Baking - Baked Manicotti


Baked Manicotti. Noodles stuffed with ricotta and zucchini, smothered with tomato sauce and topped with mozzarella.




Chopped zucchini, salted and tossed with olive oil, roasted in the oven. I'm making this up as I go. About 15 minutes @ 350F and another 10 @ 375F.

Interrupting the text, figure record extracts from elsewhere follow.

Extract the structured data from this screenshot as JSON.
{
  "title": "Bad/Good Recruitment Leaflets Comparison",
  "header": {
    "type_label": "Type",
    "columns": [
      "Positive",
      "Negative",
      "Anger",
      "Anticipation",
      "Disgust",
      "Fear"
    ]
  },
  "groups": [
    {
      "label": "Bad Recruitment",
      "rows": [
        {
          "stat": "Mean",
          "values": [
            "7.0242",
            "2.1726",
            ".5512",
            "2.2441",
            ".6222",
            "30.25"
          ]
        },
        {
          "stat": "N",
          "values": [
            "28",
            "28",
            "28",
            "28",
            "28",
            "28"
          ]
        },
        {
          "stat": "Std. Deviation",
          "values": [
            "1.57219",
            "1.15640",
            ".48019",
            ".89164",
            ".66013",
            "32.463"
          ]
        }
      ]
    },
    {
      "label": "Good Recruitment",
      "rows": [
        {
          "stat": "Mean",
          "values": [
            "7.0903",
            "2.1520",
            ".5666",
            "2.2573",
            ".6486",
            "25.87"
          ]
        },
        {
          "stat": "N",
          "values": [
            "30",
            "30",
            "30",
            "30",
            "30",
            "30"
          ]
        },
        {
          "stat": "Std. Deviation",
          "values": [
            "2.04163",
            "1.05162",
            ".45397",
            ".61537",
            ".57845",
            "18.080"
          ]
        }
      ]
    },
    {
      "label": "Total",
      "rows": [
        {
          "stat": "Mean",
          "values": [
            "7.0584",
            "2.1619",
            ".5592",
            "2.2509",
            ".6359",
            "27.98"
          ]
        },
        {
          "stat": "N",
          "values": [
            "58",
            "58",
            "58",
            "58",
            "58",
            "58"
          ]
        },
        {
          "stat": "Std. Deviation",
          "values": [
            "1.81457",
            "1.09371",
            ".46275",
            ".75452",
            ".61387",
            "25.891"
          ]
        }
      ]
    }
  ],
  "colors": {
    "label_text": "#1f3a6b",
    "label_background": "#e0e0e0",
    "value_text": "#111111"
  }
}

Tomato sauce. No recipe here. Started with a couple jars of tomato sauce canned from last year's garden and winged it. Diced yellow onion (1/4 large) and carrot (1 peeled), 2 large cloves garlic, red pepper flakes sauteed with olive oil & butter, added tomato paste and dried basil, reduced white wine and 2 pints tomato sauce. Finished with a dash of honey to balance the acidity and a splash of soy sauce for an umami kick. Simmered down to an appropriate consistency.



Instead of trying to stuff premade manicotti noodles, use no boil lasagna noodles. Presoak the noodles in boiling water for 10 minutes until pliable. Prepare just like enchiladas, spreading filling on noodles one at a time, rolling up and packing into the baking dish.

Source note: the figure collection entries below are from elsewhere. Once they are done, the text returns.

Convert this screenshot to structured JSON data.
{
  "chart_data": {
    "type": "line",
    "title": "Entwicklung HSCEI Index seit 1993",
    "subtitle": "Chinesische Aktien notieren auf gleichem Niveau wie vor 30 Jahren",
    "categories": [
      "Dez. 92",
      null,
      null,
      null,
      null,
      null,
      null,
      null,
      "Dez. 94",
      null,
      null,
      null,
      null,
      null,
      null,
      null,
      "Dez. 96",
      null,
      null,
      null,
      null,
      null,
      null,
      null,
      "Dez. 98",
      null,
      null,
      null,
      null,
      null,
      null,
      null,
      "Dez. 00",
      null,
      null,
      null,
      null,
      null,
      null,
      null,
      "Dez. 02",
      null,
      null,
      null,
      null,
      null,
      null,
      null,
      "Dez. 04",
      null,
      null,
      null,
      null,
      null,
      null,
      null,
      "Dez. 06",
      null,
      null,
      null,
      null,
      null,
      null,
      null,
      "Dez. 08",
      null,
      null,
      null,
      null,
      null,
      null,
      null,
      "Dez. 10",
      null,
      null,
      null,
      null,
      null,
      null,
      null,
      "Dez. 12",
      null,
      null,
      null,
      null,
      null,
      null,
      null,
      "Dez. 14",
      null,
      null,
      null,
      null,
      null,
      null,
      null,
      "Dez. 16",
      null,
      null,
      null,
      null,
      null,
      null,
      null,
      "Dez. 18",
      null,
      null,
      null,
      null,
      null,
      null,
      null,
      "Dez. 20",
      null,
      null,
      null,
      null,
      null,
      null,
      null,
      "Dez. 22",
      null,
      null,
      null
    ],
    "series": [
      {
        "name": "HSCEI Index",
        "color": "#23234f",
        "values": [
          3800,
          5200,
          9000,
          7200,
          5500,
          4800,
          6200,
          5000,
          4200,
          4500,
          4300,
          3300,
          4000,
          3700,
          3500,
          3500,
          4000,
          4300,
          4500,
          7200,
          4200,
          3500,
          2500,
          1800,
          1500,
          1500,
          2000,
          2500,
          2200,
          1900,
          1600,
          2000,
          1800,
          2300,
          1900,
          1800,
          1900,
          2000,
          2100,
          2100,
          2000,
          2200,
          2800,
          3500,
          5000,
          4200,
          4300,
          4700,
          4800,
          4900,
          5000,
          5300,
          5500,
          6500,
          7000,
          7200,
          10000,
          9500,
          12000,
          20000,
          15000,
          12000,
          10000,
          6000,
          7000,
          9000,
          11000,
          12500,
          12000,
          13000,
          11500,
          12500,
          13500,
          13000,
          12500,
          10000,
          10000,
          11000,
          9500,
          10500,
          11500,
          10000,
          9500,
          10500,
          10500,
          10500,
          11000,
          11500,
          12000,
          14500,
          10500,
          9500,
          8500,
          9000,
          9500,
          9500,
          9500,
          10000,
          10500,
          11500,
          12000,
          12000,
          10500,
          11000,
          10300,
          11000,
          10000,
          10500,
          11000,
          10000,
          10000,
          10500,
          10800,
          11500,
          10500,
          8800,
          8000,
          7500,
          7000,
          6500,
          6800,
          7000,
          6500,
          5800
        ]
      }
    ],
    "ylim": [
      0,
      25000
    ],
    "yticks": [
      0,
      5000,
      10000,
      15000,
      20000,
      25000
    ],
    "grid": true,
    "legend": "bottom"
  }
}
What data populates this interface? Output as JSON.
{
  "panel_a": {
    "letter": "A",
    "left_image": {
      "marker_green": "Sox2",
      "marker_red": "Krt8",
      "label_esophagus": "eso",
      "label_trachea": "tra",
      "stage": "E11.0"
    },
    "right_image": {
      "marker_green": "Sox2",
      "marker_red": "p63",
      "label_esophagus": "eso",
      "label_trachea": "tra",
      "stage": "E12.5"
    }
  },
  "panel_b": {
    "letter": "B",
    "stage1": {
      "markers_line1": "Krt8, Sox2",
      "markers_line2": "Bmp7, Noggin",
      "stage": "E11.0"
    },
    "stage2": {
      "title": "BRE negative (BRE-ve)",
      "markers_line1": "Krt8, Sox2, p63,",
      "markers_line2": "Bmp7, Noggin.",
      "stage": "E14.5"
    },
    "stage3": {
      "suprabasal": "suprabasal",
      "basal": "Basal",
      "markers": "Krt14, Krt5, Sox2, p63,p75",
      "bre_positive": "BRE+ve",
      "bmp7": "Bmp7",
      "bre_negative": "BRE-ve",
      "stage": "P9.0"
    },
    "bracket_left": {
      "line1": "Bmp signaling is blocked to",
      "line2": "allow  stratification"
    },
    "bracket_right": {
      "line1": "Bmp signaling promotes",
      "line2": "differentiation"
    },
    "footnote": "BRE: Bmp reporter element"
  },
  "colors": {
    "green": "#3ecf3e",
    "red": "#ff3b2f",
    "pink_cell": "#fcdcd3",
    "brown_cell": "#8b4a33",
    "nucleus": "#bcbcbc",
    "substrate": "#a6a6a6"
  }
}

Filling - Fold together ricotta, roasted zucchini, 1 beaten egg, dash of ground nutmeg and lemon pepper.



Assembled dish. Start with a thin layer of sauce, pack in rolled up noodles with ricotta filling, top with additional sauce and thinly sliced discs of mozzarella.



Cover with foil and bake 40 minutes @ 350F. Let rest 15 minutes before serving.